S'appuyant sur cet article, le Conseil constitutionnel (CC) estime que "la transposition en droit interne d'une directive communautaire résulte d'une exigence constitutionnelle" (CC, 2004, Loi pour la confiance dans l'économie numérique). Il ajoute qu'il appartient au seul juge communautaire de contrôler le respect par une directive communautaire d'une loi de transposition. 

Lorsqu'un conflit de droit existe entre une loi de transposition et une directive, le juge communautaire doit être saisi d'une question préjudicielle. La question préjudicielle est une question juridique posée lors d'un procès par un tribunal d'un ordre donné à un tribunal appartenant à un ordre différent pour mieux régler la question principale qui lui est soumise.


B/ En cas de difficulté sérieuse (d'interprétation), le juge judiciaire et le juge administratif peuvent lever un doute éventuel sur la conformité d'une directive à un principe constitutionnel effectivement protégé en droit communautaire en posant une question préjudicielle à la CJUE (ce que ne fait pas le CC).
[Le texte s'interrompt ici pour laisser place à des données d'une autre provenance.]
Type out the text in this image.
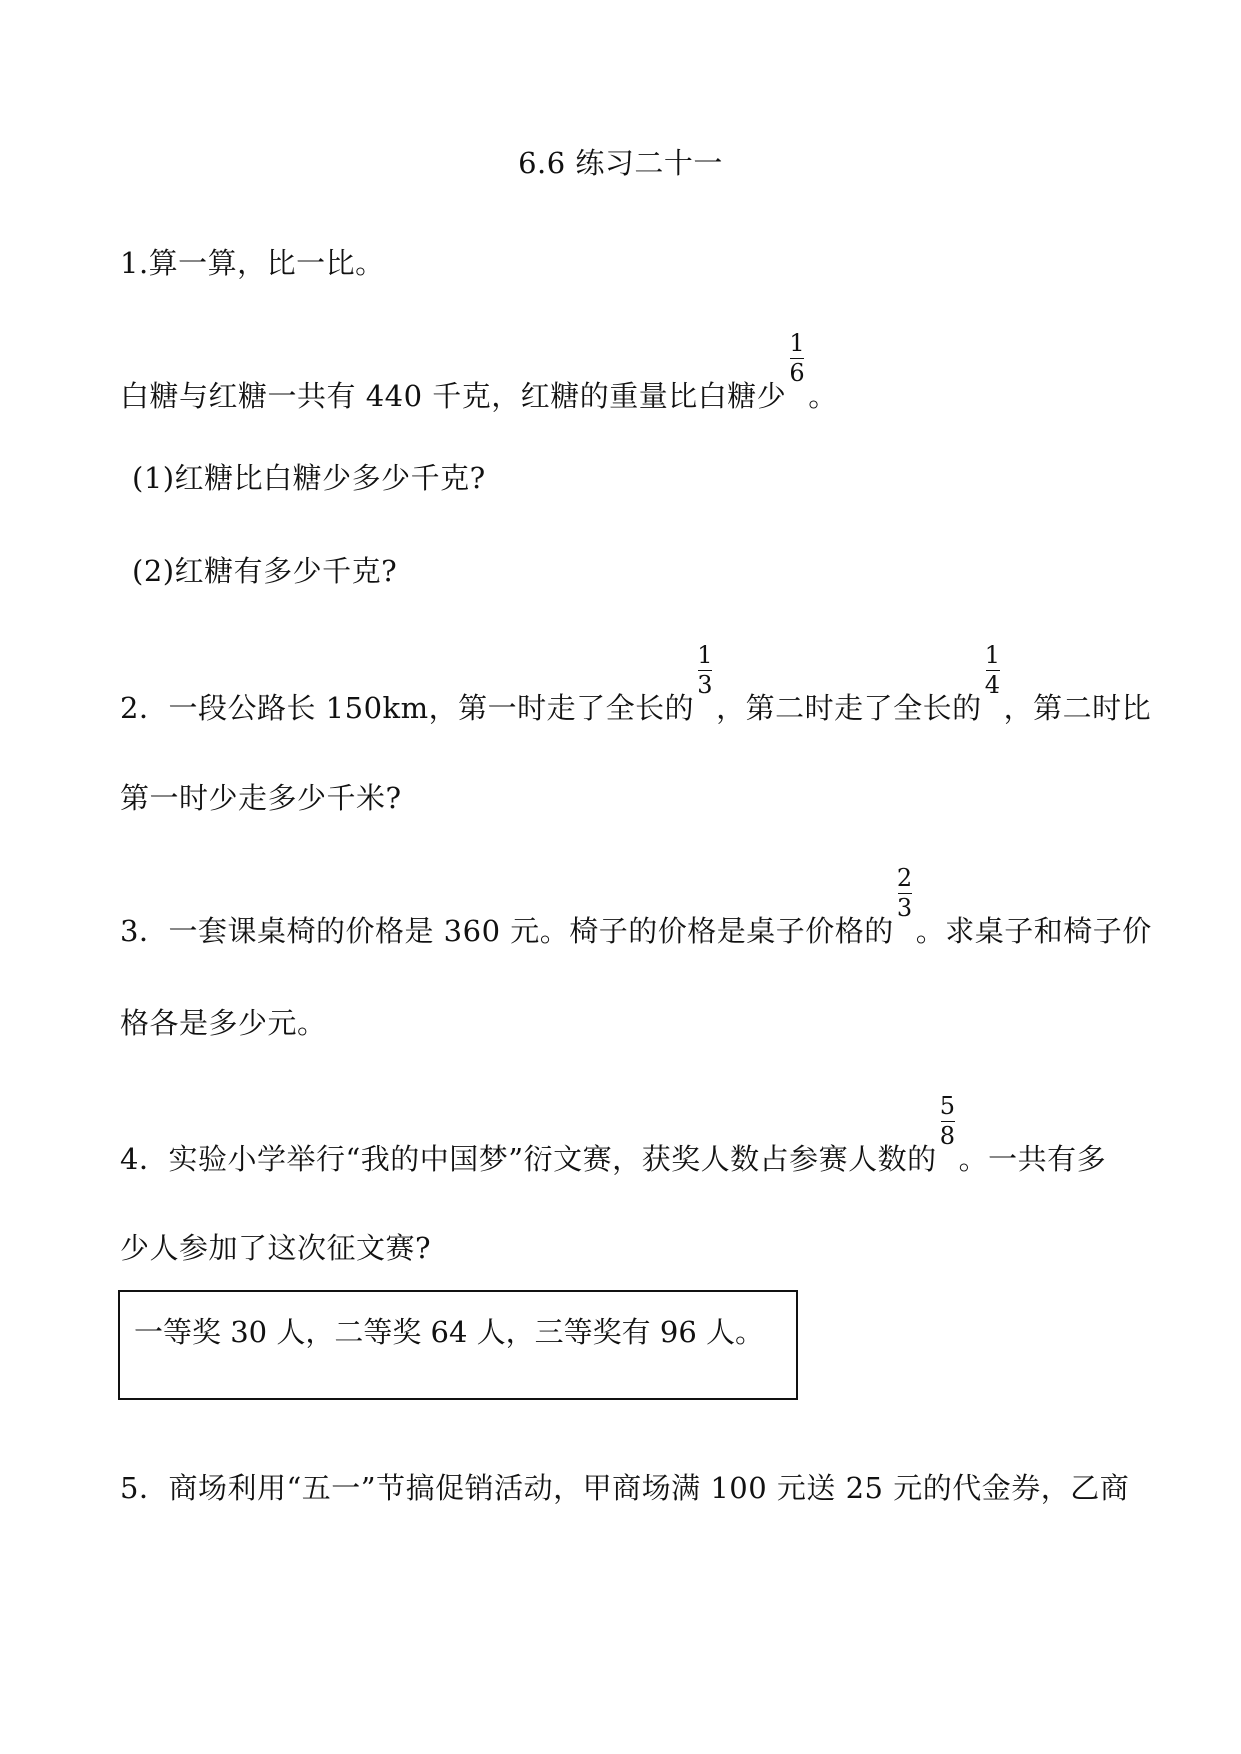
6.6 练习二十一
1.算一算，比一比。
白糖与红糖一共有 440 千克，红糖的重量比白糖少 $\frac{1}{6}$ 。
(1)红糖比白糖少多少千克?
(2)红糖有多少千克?
2．一段公路长 150km，第一时走了全长的 $\frac{1}{3}$ ，第二时走了全长的 $\frac{1}{4}$ ，第二时比
第一时少走多少千米?
3．一套课桌椅的价格是 360 元。椅子的价格是桌子价格的 $\frac{2}{3}$ 。求桌子和椅子价
格各是多少元。
4．实验小学举行“我的中国梦”衍文赛，获奖人数占参赛人数的 $\frac{5}{8}$ 。一共有多
少人参加了这次征文赛?
一等奖 30 人，二等奖 64 人，三等奖有 96 人。
5．商场利用“五一”节搞促销活动，甲商场满 100 元送 25 元的代金券，乙商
C'est la CJUE qui tranche, car elle considère qu'elle est seule compétente pour déclarer invalide un acte de droit dérivé (CJUE, 1987, Foto Frost). Du fait du champ large couvert par le droit communautaire et le nombre important de lois prises pour transposer les directives, cette jurisprudence joue dans de nombreux cas.


C/ Quant au CC, il refuse de se prononcer sur la conformité d'une loi de transposition qui se borne "à tirer les conséquences nécessaires des dispositions inconditionnelles et précises" d'une directive (CC, 2004, Loi pour la confiance dans l'économie numérique). Ainsi une directive inconditionnelle et précise constitue un écran entre la Constitution et la loi.

Dans la même décision, le CC émet toutefois une réserve nationale lorsqu'il existe "une disposition expresse de la Constitution" qui fait obstacle à la transposition en droit interne d'une directive. Cette réserve lui conserve encore une large mesure d'appréciation. 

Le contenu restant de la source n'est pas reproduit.